Он шел по деревне и думал, как хорошо было бы, если бы люди научились прощать друг другу слабости и вместо унизительных скандалов, магазинных сплетен, чрезмерной гордости, неуместных выпивок и прочих недостойных наклонностей, которые только портят и укорачивают жизнь, — вместо всего этого повернулись лицом друг к другу и посмотрели бы, как они, в сущности, хороши. Ведь все они безотказные труженики, каких поискать, и в душе своей — очень добрые люди, уж это-то он, Колосов, знает доподлинно… Он решил, что на суде скажет большую и яркую речь как раз об этом, чтобы кого-то пробудить, а кого-то предупредить от нелепых случайностей. Подумав так, он тут же пришел к выводу, что и школа, и местная печать мало уделяют внимания вопросу морального воспитания человека. «Придется и тут мне», — решил он и почувствовал приятное чувство гордости за это большое и нужнее дело. Более того, он считал, что вполне созрел и для понимания людских характеров во всей их глубине (так он был твердо уверен, что Малинкина — дрянь, хотя у нее и хорошая дочка), а также для социальных анализов большого круга жителей не только Осинкина, но и других, уже знакомых ему деревень.

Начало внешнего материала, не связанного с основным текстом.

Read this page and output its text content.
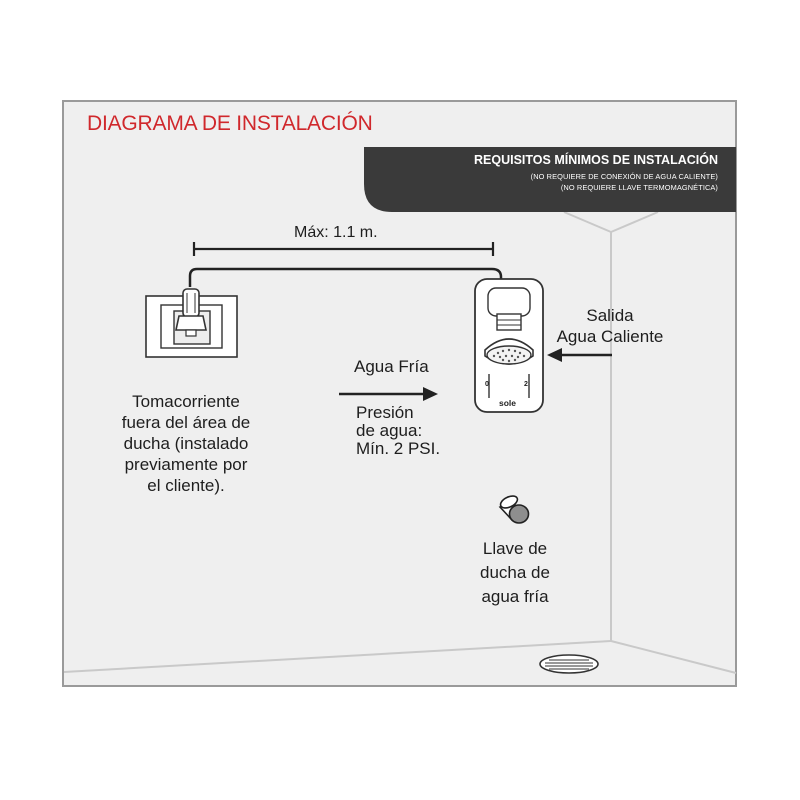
0	2
sole
DIAGRAMA DE INSTALACIÓN
REQUISITOS MÍNIMOS DE INSTALACIÓN
(NO REQUIERE DE CONEXIÓN DE AGUA CALIENTE)
(NO REQUIERE LLAVE TERMOMAGNÉTICA)
Máx: 1.1 m.
Tomacorriente
fuera del área de
ducha (instalado
previamente por
el cliente).
Agua Fría
Presión
de agua:
Mín. 2 PSI.
Salida
Agua Caliente
Llave de
ducha de
agua fría
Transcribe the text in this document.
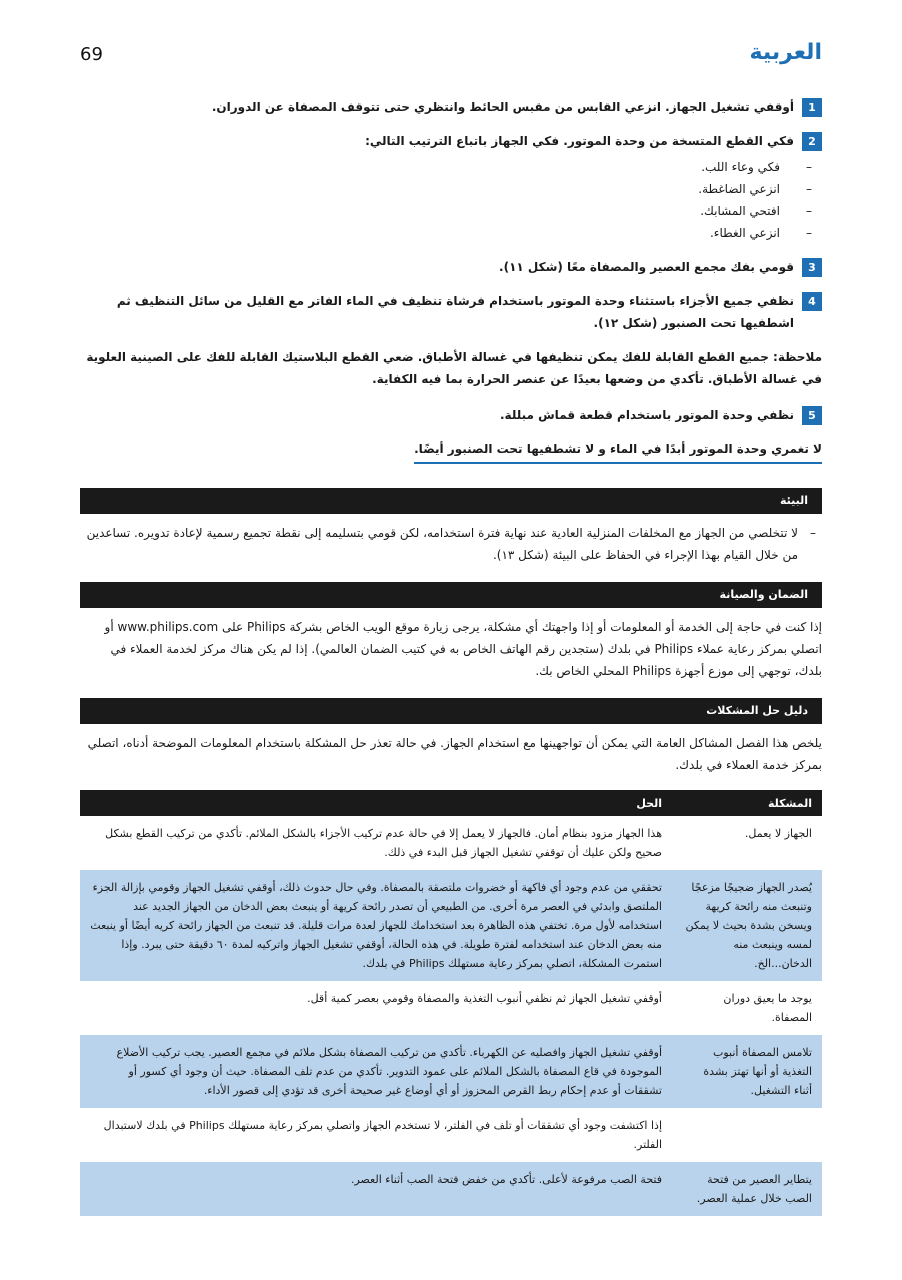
69	العربية
1
أوقفي تشغيل الجهاز. انزعي القابس من مقبس الحائط وانتظري حتى تتوقف المصفاة عن الدوران.
2
فكي القطع المتسخة من وحدة الموتور. فكي الجهاز باتباع الترتيب التالي:
– فكي وعاء اللب.
– انزعي الضاغطة.
– افتحي المشابك.
– انزعي الغطاء.
3
قومي بفك مجمع العصير والمصفاة معًا (شكل ١١).
4
نظفي جميع الأجزاء باستثناء وحدة الموتور باستخدام فرشاة تنظيف في الماء الفاتر مع القليل من سائل التنظيف ثم اشطفيها تحت الصنبور (شكل ١٢).

ملاحظة: جميع القطع القابلة للفك يمكن تنظيفها في غسالة الأطباق. ضعي القطع البلاستيك القابلة للفك على الصينية العلوية في غسالة الأطباق. تأكدي من وضعها بعيدًا عن عنصر الحرارة بما فيه الكفاية.

5
نظفي وحدة الموتور باستخدام قطعة قماش مبللة.
لا تغمري وحدة الموتور أبدًا في الماء و لا تشطفيها تحت الصنبور أيضًا.
البيئة
– لا تتخلصي من الجهاز مع المخلفات المنزلية العادية عند نهاية فترة استخدامه، لكن قومي بتسليمه إلى نقطة تجميع رسمية لإعادة تدويره. تساعدين من خلال القيام بهذا الإجراء في الحفاظ على البيئة (شكل ١٣).
الضمان والصيانة
إذا كنت في حاجة إلى الخدمة أو المعلومات أو إذا واجهتك أي مشكلة، يرجى زيارة موقع الويب الخاص بشركة Philips على www.philips.com أو اتصلي بمركز رعاية عملاء Philips في بلدك (ستجدين رقم الهاتف الخاص به في كتيب الضمان العالمي). إذا لم يكن هناك مركز لخدمة العملاء في بلدك، توجهي إلى موزع أجهزة Philips المحلي الخاص بك.
دليل حل المشكلات
يلخص هذا الفصل المشاكل العامة التي يمكن أن تواجهينها مع استخدام الجهاز. في حالة تعذر حل المشكلة باستخدام المعلومات الموضحة أدناه، اتصلي بمركز خدمة العملاء في بلدك.
المشكلة	الحل
الجهاز لا يعمل.	هذا الجهاز مزود بنظام أمان. فالجهاز لا يعمل إلا في حالة عدم تركيب الأجزاء بالشكل الملائم. تأكدي من تركيب القطع بشكل صحيح ولكن عليك أن توقفي تشغيل الجهاز قبل البدء في ذلك.
يُصدر الجهاز ضجيجًا مزعجًا وتنبعث منه رائحة كريهة ويسخن بشدة بحيث لا يمكن لمسه وينبعث منه الدخان...الخ.	تحققي من عدم وجود أي فاكهة أو خضروات ملتصقة بالمصفاة. وفي حال حدوث ذلك، أوقفي تشغيل الجهاز وقومي بإزالة الجزء الملتصق وابدئي في العصر مرة أخرى. من الطبيعي أن تصدر رائحة كريهة أو ينبعث بعض الدخان من الجهاز الجديد عند استخدامه لأول مرة. تختفي هذه الظاهرة بعد استخدامك للجهاز لعدة مرات قليلة. قد تنبعث من الجهاز رائحة كريه أيضًا أو ينبعث منه بعض الدخان عند استخدامه لفترة طويلة. في هذه الحالة، أوقفي تشغيل الجهاز واتركيه لمدة ٦٠ دقيقة حتى يبرد. وإذا استمرت المشكلة، اتصلي بمركز رعاية مستهلك Philips في بلدك.
يوجد ما يعيق دوران المصفاة.	أوقفي تشغيل الجهاز ثم نظفي أنبوب التغذية والمصفاة وقومي بعصر كمية أقل.
تلامس المصفاة أنبوب التغذية أو أنها تهتز بشدة أثناء التشغيل.	أوقفي تشغيل الجهاز وافصليه عن الكهرباء. تأكدي من تركيب المصفاة بشكل ملائم في مجمع العصير. يجب تركيب الأضلاع الموجودة في قاع المصفاة بالشكل الملائم على عمود التدوير. تأكدي من عدم تلف المصفاة. حيث أن وجود أي كسور أو تشققات أو عدم إحكام ربط القرص المحزوز أو أي أوضاع غير صحيحة أخرى قد تؤدي إلى قصور الأداء.
	إذا اكتشفت وجود أي تشققات أو تلف في الفلتر، لا تستخدم الجهاز واتصلي بمركز رعاية مستهلك Philips في بلدك لاستبدال الفلتر.
يتطاير العصير من فتحة الصب خلال عملية العصر.	فتحة الصب مرفوعة لأعلى. تأكدي من خفض فتحة الصب أثناء العصر.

Теперь не то, что раньше, когда он только что приехал из города, — теперь он достаточно узнал, кто чем дышит… Да и трудно ли узнать? — рассуждал он. — В каждой семье поразительная однотипность быта, которая предполагает однотипность духовного мира. А некоторую разницу он усекал довольно просто: Герасимовы собрали сто двадцать мешков картошки, Малинкины — девяносто пять (не считая мелкой). У Герасимовых внучка уехала учиться в город на маляра, у Малинкиных осталась работать с матерью на скотном, зато сын их, Колька, выучился на шофера, но и тут большого преимущества Колосов не находил, ибо этот самый Колька недавно перевернулся и сильно повредил машину…

Колосов шел по деревне, погруженный в свои мысли, не замечая, как собаки срываются на него у каждого дома и передают, как эстафету, дальше, пока не ощутил над головой прозрачную, еле видимую сень старой березы у нужного ему дома.

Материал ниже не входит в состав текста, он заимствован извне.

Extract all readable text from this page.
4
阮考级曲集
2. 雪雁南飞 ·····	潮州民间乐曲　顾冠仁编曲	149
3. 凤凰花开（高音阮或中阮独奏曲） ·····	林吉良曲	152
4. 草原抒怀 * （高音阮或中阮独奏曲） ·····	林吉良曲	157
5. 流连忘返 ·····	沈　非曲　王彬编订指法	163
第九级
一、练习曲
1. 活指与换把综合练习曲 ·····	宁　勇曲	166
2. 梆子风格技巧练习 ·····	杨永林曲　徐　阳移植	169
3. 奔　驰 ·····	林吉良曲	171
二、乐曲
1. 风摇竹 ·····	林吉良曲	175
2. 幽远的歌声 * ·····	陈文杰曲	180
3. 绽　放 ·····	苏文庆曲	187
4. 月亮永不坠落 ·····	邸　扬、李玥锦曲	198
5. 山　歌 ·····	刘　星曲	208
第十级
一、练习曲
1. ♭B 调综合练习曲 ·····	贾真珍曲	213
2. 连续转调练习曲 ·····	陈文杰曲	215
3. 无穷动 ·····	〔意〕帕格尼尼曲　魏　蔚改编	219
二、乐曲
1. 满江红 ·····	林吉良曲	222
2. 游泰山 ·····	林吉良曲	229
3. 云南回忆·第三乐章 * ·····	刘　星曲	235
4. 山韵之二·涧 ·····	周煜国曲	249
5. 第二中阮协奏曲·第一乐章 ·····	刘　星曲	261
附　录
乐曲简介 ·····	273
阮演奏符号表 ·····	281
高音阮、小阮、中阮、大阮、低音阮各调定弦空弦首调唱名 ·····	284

Хозяйки дома не оказалось. На кухне у Малинкиных к смешанным запахам квашеной капусты, вареной картошки, огуречного рассола примешивался в этот час запах парного молока. На столе стояли две полные трехлитровые банки, уже покрытые марлей, а дочь Малинкиных, Галя — как мать, черноволосая, углеглазая и оттого еще более бледнолицая и красивая, — ополаскивала подойник.

— Здравствуйте! — поздоровался Колосов, рассчитывая тем самым не на Галю, с которой виделся на работе, а на кого-нибудь еще, но никого не увидел и спросил: — А где родители?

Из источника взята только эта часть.